The most common types of these fertilizers are granule and liquid types, which come in both organic and synthetic forms. You can also choose based on the rate at which they release nutrients to the ground, i.e. fast or slow-release fertilizers. Choose a blend that contains pre-emergent controls for preventing the growth of weed, crabgrass, as well as other invasive plants.
Use a broadcast spreader to evenly distribute granule fertilizer over the lawn. This tool is very necessary since high concentration of this fertilizer in a small area can kill your grass. Nitrogen element should be contained in a 50/50 ratio, consisting of both fast and slow-release forms.
If you want fertilizers that promote a greener lawn, then organic ones are the best. The reason is they are made up of both plant and animal matter, so they tend to release nutrients at a slow pace over a long period of time – something that their synthetic counterparts don’t do.
The problem is that organic fertilizers don’t produce quick results compared to synthetic fertilizers. Instead, their effect (organic fertilizers) is long term, thus improving the overall quality of your lawn, and minimizing the frequency of fertilizer applications in the future.
What synthetic fertilizers do is to throw up nutrients too quickly, so what the grass cannot use is washed away, and this can pollute water.

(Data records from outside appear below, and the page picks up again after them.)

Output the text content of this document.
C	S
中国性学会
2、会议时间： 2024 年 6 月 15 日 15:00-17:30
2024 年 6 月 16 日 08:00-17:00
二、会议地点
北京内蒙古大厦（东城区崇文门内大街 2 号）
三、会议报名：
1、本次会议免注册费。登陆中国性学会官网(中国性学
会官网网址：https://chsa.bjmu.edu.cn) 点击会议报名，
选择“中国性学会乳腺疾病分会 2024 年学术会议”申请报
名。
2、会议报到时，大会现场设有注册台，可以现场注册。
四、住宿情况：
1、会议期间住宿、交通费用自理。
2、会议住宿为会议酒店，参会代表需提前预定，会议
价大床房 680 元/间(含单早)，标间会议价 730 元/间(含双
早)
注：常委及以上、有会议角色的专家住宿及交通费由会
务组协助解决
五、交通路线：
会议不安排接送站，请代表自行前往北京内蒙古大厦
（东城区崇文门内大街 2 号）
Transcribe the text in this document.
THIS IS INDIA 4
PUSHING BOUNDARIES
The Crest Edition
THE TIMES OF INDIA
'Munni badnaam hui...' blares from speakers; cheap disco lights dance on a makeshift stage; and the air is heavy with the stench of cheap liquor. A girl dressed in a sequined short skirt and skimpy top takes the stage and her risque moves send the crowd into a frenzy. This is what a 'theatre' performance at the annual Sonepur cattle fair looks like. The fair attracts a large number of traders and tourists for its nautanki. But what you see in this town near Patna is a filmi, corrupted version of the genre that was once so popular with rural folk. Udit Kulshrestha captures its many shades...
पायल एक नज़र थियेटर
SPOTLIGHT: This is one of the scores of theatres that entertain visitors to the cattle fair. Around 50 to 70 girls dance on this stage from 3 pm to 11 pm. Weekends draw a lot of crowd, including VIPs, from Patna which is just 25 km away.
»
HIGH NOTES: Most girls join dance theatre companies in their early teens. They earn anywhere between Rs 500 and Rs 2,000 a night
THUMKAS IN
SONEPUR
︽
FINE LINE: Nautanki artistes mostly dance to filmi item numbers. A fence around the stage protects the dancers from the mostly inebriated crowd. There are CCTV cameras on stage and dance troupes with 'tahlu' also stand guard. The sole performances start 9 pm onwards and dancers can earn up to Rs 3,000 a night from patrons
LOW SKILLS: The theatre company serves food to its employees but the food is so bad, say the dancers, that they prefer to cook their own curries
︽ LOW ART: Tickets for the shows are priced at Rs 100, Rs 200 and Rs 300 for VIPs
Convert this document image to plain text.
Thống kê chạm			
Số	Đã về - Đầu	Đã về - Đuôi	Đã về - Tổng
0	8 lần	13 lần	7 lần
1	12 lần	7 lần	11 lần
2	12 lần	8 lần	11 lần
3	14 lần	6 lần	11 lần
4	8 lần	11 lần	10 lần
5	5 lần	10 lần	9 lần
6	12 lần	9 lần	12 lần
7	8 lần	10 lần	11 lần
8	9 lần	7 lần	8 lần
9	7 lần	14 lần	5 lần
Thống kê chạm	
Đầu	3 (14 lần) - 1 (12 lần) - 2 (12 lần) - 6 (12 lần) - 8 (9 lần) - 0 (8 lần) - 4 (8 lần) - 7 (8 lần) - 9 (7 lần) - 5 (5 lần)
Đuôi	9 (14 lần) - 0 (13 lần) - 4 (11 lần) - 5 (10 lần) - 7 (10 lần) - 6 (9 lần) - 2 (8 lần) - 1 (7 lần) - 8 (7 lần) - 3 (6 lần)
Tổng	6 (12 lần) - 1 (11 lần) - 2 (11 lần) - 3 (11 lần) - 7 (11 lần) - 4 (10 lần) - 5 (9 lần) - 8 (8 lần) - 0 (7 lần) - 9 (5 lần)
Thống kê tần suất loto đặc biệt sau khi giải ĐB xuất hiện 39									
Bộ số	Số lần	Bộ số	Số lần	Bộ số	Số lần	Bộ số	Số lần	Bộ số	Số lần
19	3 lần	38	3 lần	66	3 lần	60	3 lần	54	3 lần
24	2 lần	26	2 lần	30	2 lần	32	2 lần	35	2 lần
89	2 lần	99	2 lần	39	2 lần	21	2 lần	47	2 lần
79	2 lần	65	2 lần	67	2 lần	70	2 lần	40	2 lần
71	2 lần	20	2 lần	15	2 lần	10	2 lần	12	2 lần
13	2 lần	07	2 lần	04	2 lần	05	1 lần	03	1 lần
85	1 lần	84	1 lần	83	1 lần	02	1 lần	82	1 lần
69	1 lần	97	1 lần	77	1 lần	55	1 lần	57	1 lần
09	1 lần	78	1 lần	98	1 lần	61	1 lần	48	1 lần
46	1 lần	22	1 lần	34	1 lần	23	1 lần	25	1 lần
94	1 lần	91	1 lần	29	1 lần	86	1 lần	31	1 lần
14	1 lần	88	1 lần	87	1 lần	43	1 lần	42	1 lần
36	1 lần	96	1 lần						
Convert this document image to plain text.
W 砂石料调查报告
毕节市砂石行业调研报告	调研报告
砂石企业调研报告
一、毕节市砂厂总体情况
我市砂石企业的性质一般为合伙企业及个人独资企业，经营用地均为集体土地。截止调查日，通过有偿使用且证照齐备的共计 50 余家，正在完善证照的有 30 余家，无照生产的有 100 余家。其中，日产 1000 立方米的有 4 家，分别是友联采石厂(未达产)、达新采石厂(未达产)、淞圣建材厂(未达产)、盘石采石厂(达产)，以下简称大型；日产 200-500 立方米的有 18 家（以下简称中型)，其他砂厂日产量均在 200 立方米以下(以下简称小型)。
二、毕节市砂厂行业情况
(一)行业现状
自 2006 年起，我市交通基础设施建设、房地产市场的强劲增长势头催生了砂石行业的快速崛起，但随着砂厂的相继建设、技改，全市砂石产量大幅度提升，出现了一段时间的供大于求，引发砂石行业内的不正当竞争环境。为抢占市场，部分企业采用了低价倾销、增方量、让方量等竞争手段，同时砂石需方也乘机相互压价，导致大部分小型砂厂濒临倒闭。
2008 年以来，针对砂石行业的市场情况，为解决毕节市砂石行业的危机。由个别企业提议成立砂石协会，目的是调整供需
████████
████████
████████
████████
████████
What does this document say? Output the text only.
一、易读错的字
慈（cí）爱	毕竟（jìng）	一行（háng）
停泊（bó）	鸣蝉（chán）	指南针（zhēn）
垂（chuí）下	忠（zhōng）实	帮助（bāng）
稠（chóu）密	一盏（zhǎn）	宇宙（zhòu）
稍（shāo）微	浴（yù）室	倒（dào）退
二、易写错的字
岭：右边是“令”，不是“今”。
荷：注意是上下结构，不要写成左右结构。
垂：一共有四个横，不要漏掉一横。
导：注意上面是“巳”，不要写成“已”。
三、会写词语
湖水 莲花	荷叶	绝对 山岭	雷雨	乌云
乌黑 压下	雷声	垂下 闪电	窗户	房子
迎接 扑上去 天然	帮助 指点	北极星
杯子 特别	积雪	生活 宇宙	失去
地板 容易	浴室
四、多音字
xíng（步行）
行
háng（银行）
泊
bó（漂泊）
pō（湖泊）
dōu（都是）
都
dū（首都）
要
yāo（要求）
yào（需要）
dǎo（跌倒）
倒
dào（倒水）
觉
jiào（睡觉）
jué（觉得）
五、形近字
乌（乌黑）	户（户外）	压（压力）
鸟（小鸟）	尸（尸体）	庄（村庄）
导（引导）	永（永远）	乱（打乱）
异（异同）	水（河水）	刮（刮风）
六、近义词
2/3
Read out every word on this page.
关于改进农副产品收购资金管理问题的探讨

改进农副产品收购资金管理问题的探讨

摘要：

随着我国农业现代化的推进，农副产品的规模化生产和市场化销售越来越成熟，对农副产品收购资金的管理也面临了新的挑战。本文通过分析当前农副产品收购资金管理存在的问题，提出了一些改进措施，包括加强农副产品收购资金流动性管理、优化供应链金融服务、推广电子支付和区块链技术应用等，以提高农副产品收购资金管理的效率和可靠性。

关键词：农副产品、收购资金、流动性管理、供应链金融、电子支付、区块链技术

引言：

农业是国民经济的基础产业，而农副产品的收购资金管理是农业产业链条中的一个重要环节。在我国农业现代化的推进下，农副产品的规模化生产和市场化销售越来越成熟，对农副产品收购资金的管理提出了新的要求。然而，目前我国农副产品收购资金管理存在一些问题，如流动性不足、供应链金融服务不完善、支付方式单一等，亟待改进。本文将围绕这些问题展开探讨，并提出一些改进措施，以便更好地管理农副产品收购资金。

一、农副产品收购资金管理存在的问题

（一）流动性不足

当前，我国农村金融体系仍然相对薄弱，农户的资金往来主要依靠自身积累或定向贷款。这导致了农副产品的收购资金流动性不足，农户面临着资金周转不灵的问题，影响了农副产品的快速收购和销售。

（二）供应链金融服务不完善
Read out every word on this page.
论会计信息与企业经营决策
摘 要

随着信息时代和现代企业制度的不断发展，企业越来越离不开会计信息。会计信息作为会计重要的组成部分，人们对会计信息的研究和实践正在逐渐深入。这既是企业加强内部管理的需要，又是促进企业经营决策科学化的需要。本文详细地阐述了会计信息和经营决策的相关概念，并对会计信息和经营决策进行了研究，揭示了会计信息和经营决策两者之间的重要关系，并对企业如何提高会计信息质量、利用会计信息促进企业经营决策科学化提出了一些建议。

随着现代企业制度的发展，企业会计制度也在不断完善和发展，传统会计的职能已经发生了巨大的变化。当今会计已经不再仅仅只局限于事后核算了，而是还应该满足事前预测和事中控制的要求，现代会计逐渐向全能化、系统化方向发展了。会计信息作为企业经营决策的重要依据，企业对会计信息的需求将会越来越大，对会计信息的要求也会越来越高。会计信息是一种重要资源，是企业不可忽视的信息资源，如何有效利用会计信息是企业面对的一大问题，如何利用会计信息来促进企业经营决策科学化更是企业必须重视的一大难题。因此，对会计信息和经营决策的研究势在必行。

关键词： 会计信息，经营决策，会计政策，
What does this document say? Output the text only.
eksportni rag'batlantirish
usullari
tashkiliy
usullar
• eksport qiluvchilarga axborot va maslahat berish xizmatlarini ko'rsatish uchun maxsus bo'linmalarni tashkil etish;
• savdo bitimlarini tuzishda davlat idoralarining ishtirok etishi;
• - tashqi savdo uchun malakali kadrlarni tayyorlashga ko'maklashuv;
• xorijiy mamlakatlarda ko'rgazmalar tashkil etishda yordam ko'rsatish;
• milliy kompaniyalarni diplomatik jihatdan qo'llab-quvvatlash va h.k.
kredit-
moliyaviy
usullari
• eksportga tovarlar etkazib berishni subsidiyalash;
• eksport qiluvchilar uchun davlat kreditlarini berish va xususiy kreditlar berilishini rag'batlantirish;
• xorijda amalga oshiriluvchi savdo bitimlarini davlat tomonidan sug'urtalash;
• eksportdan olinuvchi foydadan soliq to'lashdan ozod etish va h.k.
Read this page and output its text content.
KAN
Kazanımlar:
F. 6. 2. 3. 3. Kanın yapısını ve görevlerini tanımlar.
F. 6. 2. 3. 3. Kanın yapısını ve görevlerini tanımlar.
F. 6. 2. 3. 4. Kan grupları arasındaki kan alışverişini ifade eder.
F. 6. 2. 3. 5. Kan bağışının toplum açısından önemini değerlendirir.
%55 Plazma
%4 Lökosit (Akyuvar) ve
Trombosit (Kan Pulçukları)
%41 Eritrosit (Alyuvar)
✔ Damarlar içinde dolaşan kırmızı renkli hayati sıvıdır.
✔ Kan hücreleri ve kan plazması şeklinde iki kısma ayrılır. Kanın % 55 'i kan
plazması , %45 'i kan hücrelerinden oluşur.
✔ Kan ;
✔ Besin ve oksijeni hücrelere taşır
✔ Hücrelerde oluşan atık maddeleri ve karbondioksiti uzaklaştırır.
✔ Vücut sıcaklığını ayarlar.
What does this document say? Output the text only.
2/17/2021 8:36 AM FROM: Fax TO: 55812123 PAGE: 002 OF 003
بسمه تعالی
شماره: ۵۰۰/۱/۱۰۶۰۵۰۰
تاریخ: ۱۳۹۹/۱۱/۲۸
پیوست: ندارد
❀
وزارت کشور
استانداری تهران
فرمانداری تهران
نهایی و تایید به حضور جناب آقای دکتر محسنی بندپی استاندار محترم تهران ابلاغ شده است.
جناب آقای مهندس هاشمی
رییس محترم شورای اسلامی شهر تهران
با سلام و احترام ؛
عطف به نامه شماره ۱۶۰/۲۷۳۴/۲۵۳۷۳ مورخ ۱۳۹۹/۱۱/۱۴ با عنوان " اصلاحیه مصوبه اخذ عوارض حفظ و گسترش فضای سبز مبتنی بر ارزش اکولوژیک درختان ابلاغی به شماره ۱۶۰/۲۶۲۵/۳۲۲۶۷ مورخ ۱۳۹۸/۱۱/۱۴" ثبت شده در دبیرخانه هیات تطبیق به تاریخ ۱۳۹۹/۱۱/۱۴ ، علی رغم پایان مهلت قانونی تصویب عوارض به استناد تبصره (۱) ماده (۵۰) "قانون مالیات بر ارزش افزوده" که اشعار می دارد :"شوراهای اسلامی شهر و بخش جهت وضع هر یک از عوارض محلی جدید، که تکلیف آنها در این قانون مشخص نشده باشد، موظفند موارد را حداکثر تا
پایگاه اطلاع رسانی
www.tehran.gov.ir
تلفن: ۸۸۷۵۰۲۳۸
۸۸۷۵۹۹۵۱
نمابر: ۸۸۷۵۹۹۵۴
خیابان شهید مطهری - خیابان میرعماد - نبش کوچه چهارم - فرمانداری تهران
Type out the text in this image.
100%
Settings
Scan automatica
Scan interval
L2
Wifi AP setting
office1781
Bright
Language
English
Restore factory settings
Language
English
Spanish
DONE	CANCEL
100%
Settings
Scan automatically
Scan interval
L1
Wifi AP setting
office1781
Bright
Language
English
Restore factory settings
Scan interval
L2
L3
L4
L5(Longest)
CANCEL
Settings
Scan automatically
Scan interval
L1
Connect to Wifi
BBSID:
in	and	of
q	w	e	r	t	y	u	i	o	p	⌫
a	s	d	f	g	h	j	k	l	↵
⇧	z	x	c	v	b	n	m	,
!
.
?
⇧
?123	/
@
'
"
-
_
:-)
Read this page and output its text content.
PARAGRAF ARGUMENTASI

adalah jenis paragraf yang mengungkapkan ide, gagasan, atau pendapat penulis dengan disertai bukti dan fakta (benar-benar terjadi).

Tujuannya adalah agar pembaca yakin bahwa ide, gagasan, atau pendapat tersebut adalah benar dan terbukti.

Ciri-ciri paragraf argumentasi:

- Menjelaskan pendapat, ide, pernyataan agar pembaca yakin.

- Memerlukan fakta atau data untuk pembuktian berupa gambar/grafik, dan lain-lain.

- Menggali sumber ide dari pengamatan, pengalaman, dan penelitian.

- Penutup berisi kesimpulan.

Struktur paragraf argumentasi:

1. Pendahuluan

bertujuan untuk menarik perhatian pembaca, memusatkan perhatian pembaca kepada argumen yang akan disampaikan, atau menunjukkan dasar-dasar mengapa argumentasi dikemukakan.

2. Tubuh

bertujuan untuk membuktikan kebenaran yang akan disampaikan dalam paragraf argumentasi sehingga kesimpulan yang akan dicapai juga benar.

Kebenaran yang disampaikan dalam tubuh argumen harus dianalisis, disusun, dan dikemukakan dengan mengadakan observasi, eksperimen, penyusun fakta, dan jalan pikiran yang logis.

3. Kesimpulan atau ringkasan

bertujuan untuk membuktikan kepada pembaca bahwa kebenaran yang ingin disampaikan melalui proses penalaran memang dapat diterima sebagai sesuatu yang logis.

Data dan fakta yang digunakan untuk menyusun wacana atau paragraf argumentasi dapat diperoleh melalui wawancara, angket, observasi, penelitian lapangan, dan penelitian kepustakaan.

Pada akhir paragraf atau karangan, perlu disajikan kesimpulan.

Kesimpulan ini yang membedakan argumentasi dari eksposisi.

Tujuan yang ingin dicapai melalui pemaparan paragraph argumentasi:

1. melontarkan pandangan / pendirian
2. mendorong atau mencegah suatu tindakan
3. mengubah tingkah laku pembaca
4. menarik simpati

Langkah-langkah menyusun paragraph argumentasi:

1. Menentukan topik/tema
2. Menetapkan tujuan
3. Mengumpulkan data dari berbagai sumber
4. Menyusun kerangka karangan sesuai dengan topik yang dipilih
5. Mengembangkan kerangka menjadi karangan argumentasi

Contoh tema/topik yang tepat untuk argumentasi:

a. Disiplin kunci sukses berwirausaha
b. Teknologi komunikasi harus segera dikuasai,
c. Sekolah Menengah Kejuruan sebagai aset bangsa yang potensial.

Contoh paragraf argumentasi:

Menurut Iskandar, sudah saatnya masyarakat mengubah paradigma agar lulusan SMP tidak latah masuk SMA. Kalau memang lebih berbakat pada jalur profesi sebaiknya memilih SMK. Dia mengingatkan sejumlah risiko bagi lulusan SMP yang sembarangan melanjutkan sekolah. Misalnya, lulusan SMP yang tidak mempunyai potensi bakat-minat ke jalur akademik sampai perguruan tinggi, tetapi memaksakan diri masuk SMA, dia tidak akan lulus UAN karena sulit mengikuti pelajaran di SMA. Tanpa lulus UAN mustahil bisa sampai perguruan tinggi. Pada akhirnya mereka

Alfalfa meal, corn gluten and fish emulsion are just some of the nutrients found in organic fertilizers that promote green growth.
Maintenance & Repair
You might encounter dead patches, bare spots, or areas that have been affected by weeds and dandelion. If your lawn suffers from bare spots, you should carry out the necessary maintenance and be patient for the outcome.
You can use sod for a temporary fix. However, the problem with sod is that it doesn’t blend well with the rest of the grass in appearance. It also depends on the overall quality of the lawn, and whether or not the area receives 6 hours of sunshine every day.
So if you’re dealing with smaller patches, just rough up the area, mix seeds with compost, then throw down the mixture. Ran the soil with the back of the rake, and then keep the area moist.
However, if you’re fixing bare spots around flower beds or areas that don’t receive enough sunlight, you should expand the existing bed altogether. This will fix the problem, and also add new landscaping to your yard.
Again, if you’re dealing with brown spot as a result of concentration of pet urine on one area, or as a result of too much sunlight, just remove the dead grass down to the soil, then apply grass seed. In the event that granular fertilizer was the cause of this, you will be able to see remnants of the grains. Remove them before you put any grass seed.
Also, make sure you attack dandelion and weed as soon as they appear. You can spray them with organic or synthetic herbicide to get rid of them. You must remember to limit the use of these products though, because they can burn your yard in some cases. That’s your green lawn maintenance blueprint.